So, it is all in the eye of the beholder. Who doesn't want to kill the record book trophy? The thing is at some point, a switch flips and it is no longer about the biggest but the hardest to hunt.
The Sable I took was not the biggest, could have killed a bigger one much younger. The one I did kill had been giving our PH the slip multiple times with multiple hunters. Much more of a challenge, that's what I will remember when I look at the mount.
The word trophy means different things to different people and it can mean one thing to us today and something different in 10 years from now.
I don't think in terms of record book at all - as a matter of fact, I very much dislike the record book as a means of competition between people.
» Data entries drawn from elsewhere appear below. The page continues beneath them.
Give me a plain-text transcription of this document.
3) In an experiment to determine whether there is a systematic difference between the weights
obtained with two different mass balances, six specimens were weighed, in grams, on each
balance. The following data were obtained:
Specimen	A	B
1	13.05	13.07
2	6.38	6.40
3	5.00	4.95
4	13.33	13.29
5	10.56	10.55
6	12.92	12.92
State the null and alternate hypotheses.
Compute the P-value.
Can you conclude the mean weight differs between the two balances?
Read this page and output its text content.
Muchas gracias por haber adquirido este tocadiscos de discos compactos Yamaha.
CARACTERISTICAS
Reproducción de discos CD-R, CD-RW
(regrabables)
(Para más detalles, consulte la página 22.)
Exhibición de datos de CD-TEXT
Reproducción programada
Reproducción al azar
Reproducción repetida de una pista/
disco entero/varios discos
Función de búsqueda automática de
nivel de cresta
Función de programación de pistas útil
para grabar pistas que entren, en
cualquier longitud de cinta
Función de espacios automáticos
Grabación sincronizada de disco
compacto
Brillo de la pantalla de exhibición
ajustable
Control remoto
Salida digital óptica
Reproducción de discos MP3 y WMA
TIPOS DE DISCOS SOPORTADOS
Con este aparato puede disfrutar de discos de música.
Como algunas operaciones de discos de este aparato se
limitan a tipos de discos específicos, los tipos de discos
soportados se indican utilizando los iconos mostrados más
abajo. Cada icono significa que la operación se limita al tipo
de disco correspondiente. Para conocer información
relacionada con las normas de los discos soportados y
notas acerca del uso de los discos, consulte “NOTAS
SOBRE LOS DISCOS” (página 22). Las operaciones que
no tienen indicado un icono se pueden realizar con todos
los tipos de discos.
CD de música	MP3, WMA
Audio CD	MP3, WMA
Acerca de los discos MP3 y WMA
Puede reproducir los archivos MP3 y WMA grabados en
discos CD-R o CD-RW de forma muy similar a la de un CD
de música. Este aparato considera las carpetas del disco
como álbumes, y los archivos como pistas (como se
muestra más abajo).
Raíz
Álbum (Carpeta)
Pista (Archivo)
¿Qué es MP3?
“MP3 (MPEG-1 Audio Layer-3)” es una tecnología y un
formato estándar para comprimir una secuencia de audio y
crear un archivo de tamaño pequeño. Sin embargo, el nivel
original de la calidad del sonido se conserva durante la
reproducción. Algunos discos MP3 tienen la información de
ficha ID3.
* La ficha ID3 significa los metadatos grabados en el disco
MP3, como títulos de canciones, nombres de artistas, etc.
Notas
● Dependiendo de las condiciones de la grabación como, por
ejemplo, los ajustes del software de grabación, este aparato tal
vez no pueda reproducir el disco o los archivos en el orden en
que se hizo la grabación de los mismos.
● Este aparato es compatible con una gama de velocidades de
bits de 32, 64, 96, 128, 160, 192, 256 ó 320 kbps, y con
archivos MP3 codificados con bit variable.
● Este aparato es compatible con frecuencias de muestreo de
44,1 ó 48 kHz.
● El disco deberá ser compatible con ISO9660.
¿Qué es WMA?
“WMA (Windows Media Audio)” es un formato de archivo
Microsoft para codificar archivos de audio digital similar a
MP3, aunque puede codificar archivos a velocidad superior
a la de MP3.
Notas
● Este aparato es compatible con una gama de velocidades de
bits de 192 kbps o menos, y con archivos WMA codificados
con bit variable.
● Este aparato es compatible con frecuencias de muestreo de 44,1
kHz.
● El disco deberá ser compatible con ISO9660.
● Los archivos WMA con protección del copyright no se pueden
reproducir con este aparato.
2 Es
I like the record book for seeing what exceptional animals have existed, but have no use for it otherwise. A hunter's name need not be included in my opinion.
If you read between the lines, I think the whole scrum cap fascination (and it seems to be a relatively recent one) has been furthered as a way to change the concept of a trophy from size to age. I think this was necessary as too damn many hunters were killing too damn many young, breeding-age bulls that should have been left alone. I agree with the age > size shift, however, I think an old bull with very, very worn (but still present) horns, trumps in all cases a scrum cap. It's a strange thing among hunters that even when we agree to shift from one type of measurement (inches) to another (years), we seem to hyper-fetishize the new so that we can still compete.
In elephant terms, again, we know of many 100 lb single-tuskers, but I can't ever recall someone hunting a 55 year old no-tusker. Cows, yes, as cull hunts, but no one is paying 50K for a no-tusker - there's a reason for that.
Understand, I am not reducing an animal to his horns or tusk, but see them as part of his character - as I said above, his essence. Given the way both Buffalo and elephant rely on their horns/tusks, I think they know it too.